Eventually, the fruit of all his influences and reeducation evolved into a music style called “minimalism.” He disliked the term, though, and preferred to call it music with “repetitive structures.”
Or, to put it another way, it immersed a listener in a sort of sonic weather that twists, turns, surrounds, develops.
Over the years, his music, which has been quite huge in terms of output, has been utilized for soundtracks, such as for the 2002 movie The Hours, a sort of retelling of Virgina Woolf’s life while she was writing the controversial Mrs. Dalloway. These soundtracks have been quite commercially successful, also winning him many awards. For instance, The Hours earned him an Academy Award nomination; his second, as well as the BAFTA Award for Best Film Music. (He earned his first nomination from the 1997 Kundun, about the Dalai Lama, and the third nomination from Richard Eyre’s 2006 Notes on a Scandal.) This success could be due to the fact that his music is quite excellent for mood-setting.
Glass also composed a staggering 20 something operas, eight symphonies, concertos for piano, violin, timpani, and various other instruments; pieces for quartets and orchestras, and his works for solo piano.
I recently had the opportunity to hear some Philip Glass, featured at a concert here at the Atlantic Music Festival. Bruce Brubaker, chair of the New England Conservatory’s piano program, played Mad Rush to open the concert. Brubaker is well-known for his interpretations of Philip Glass and other contemporary music. The first half of the concert was dominated by avant-garde solo piano repertoire, accompanied by strings and electronics, all performed by Brubaker: John Cage’s One with Dream, with the piano accompanied by light viola and violin playing; and Nico Muhly’s innovative yet confusing Drones and Piano. I myself ended the first half with Bernstein’s Clarinet Sonata with clarinetist Kiera Thompson.
In the pre-concert speech, Sheridan Seyfried, director of the composition department, remarked that this piece has become the “quintessential modern piece,” and had been added to standard piano repertoire, which even listeners who dislike Philip Glass must admit is no small feat.
Mad Rush is a 13 minute piece composed in 1979 for the solo piano or organ. It is marked by its patterns of repetitions, typical in minimalism. The piece can be charted into four simple sections which are repeated over and over in various orders for certain lengths of times, as you can see from the chart below. Philip Glass used this repetition and a beautiful and simple motive of sorts to achieve what can be described as a hypnotic yet exhilarating effect by Glass enthusiasts. It is due to these factors that Mad Rush has become representative of the minimalist genre.

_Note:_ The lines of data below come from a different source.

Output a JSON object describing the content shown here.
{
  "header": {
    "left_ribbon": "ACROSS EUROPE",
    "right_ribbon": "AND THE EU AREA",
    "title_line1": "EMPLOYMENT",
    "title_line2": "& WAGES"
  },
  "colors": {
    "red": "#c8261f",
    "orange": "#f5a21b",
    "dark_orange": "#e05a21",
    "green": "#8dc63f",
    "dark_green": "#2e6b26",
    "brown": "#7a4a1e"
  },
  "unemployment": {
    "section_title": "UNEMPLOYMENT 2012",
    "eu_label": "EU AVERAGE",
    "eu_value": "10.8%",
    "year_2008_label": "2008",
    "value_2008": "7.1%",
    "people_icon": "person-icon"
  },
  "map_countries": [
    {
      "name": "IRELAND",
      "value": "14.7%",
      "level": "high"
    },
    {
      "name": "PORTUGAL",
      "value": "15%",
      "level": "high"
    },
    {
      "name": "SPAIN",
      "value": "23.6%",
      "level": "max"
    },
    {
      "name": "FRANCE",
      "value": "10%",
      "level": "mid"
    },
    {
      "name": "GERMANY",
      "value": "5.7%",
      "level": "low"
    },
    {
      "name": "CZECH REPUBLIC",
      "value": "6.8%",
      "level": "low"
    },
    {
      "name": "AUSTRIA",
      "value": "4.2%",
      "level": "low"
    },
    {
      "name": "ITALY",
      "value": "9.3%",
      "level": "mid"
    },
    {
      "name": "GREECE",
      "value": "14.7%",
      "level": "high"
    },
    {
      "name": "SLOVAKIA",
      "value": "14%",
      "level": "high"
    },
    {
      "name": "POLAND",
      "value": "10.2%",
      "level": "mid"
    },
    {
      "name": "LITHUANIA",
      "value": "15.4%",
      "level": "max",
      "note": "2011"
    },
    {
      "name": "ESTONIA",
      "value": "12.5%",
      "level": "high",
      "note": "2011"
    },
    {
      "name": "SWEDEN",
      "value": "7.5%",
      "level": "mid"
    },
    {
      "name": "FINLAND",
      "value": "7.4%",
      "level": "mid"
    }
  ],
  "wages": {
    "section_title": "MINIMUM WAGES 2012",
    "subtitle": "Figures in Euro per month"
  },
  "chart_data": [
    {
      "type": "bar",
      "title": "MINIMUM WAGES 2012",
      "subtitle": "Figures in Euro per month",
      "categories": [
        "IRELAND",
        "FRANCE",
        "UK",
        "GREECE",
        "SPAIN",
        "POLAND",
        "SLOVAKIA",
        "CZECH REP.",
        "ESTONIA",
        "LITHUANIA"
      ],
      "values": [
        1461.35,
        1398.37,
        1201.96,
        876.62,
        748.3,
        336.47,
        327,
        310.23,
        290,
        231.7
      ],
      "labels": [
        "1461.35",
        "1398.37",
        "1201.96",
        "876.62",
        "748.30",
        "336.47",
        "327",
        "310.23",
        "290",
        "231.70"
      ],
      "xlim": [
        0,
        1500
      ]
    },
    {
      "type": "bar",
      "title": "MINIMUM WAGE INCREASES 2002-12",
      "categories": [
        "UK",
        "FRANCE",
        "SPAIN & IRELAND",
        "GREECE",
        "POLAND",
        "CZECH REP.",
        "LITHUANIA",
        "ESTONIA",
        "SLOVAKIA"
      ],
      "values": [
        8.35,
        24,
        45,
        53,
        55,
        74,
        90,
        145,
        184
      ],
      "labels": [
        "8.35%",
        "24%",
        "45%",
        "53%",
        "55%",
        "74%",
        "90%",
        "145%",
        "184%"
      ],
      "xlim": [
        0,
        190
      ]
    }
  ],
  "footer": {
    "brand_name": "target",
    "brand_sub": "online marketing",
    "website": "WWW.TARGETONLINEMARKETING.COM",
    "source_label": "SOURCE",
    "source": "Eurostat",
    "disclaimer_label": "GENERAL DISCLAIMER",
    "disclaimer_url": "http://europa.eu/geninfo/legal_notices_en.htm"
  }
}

Unfortunately, this use of repetition is the piece’s downfall. What can be described as hypnotically pleasing can also be described as mind-numbing and boring.
Sadly, this is how the piece was like for me.

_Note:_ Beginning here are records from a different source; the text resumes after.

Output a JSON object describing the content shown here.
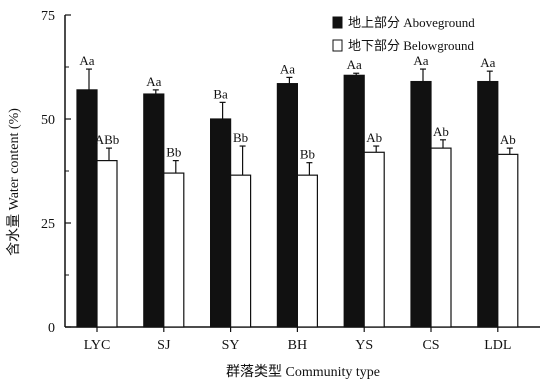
{
  "chart_data": {
    "type": "bar",
    "title": "",
    "xlabel": "群落类型  Community type",
    "ylabel": "含水量  Water content (%)",
    "ylim": [
      0,
      75
    ],
    "yticks": [
      0,
      25,
      50,
      75
    ],
    "grid": false,
    "legend_position": "top-right",
    "categories": [
      "LYC",
      "SJ",
      "SY",
      "BH",
      "YS",
      "CS",
      "LDL"
    ],
    "series": [
      {
        "name": "地上部分  Aboveground",
        "fill": "#111111",
        "values": [
          57,
          56,
          50,
          58.5,
          60.5,
          59,
          59
        ],
        "errors": [
          5,
          1,
          4,
          1.5,
          0.5,
          3,
          2.5
        ],
        "labels": [
          "Aa",
          "Aa",
          "Ba",
          "Aa",
          "Aa",
          "Aa",
          "Aa"
        ]
      },
      {
        "name": "地下部分  Belowground",
        "fill": "#ffffff",
        "values": [
          40,
          37,
          36.5,
          36.5,
          42,
          43,
          41.5
        ],
        "errors": [
          3,
          3,
          7,
          3,
          1.5,
          2,
          1.5
        ],
        "labels": [
          "ABb",
          "Bb",
          "Bb",
          "Bb",
          "Ab",
          "Ab",
          "Ab"
        ]
      }
    ]
  }
}
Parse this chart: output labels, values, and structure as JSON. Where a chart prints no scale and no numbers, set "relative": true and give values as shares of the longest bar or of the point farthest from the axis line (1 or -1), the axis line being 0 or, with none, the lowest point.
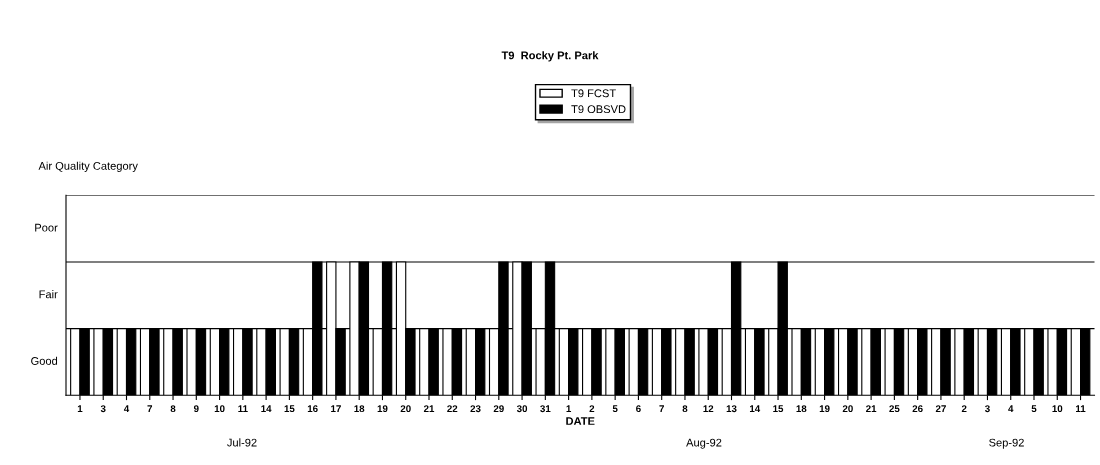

In fact, the listening experience can be summed up by the words of a fellow audience member, overheard after the piece was over:
As it started, I wanted it to go forever, but when it did go on forever… I just wanted it to stop.

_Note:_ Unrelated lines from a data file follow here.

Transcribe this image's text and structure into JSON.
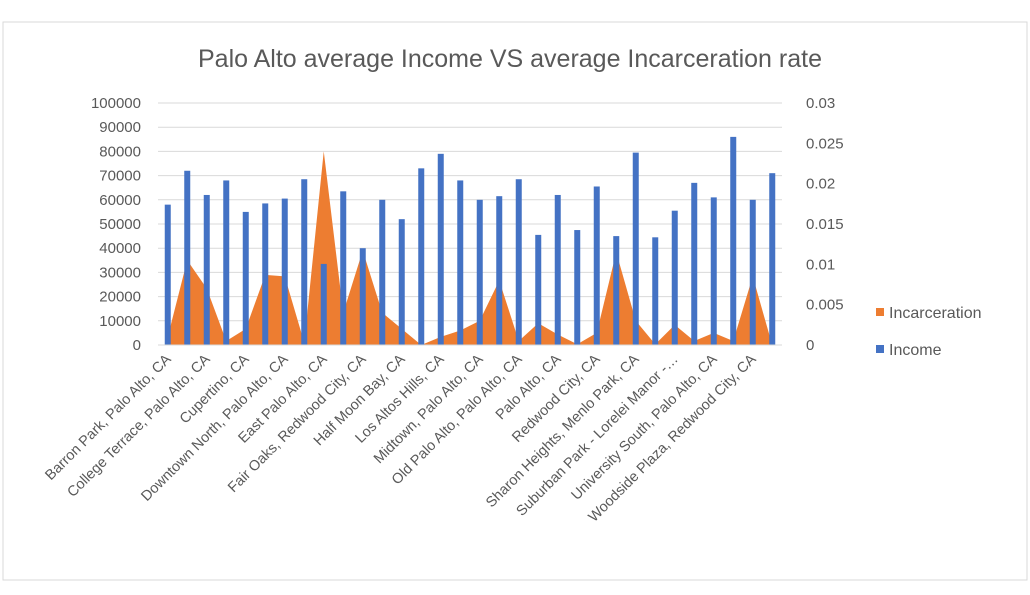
{
  "chart_data": {
    "type": "bar",
    "title": "Palo Alto average Income VS average Incarceration rate",
    "categories": [
      "Barron Park, Palo Alto, CA",
      "",
      "College Terrace, Palo Alto, CA",
      "",
      "Cupertino, CA",
      "",
      "Downtown North, Palo Alto, CA",
      "",
      "East Palo Alto, CA",
      "",
      "Fair Oaks, Redwood City, CA",
      "",
      "Half Moon Bay, CA",
      "",
      "Los Altos Hills, CA",
      "",
      "Midtown, Palo Alto, CA",
      "",
      "Old Palo Alto, Palo Alto, CA",
      "",
      "Palo Alto, CA",
      "",
      "Redwood City, CA",
      "",
      "Sharon Heights, Menlo Park, CA",
      "",
      "Suburban Park - Lorelei Manor -…",
      "",
      "University South, Palo Alto, CA",
      "",
      "Woodside Plaza, Redwood City, CA",
      ""
    ],
    "series": [
      {
        "name": "Incarceration",
        "type": "area",
        "axis": "secondary",
        "color": "#ED7D31",
        "values": [
          0.001,
          0.0105,
          0.007,
          0.0005,
          0.002,
          0.0087,
          0.0085,
          0.0003,
          0.024,
          0.004,
          0.0117,
          0.004,
          0.002,
          0,
          0.001,
          0.0018,
          0.003,
          0.008,
          0.0005,
          0.0027,
          0.0013,
          0.0001,
          0.0015,
          0.0115,
          0.003,
          0.0001,
          0.0025,
          0.0005,
          0.0015,
          0.0005,
          0.0085,
          0
        ]
      },
      {
        "name": "Income",
        "type": "bar",
        "axis": "primary",
        "color": "#4472C4",
        "values": [
          58000,
          72000,
          62000,
          68000,
          55000,
          58500,
          60500,
          68500,
          33500,
          63500,
          40000,
          60000,
          52000,
          73000,
          79000,
          68000,
          60000,
          61500,
          68500,
          45500,
          62000,
          47500,
          65500,
          45000,
          79500,
          44500,
          55500,
          67000,
          61000,
          86000,
          60000,
          71000
        ]
      }
    ],
    "y_axis": {
      "min": 0,
      "max": 100000,
      "ticks": [
        "0",
        "10000",
        "20000",
        "30000",
        "40000",
        "50000",
        "60000",
        "70000",
        "80000",
        "90000",
        "100000"
      ]
    },
    "y2_axis": {
      "min": 0,
      "max": 0.03,
      "ticks": [
        "0",
        "0.005",
        "0.01",
        "0.015",
        "0.02",
        "0.025",
        "0.03"
      ]
    },
    "grid": true,
    "legend": "right",
    "legend_entries": [
      "Incarceration",
      "Income"
    ],
    "xlabel": "",
    "ylabel": ""
  }
}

I would describe his compositions as yet another musical language that can be quite beautiful in its own way, especially with its capacity to evoke moods and settings, but still quite limited. It is certain that the music can be played expressively. But playing the same passages over and over, no matter how expressive, can only be so interesting after the umpteenth repetition, and tiring after a relatively short while.
And even if each repetition is subtly different, who can tell?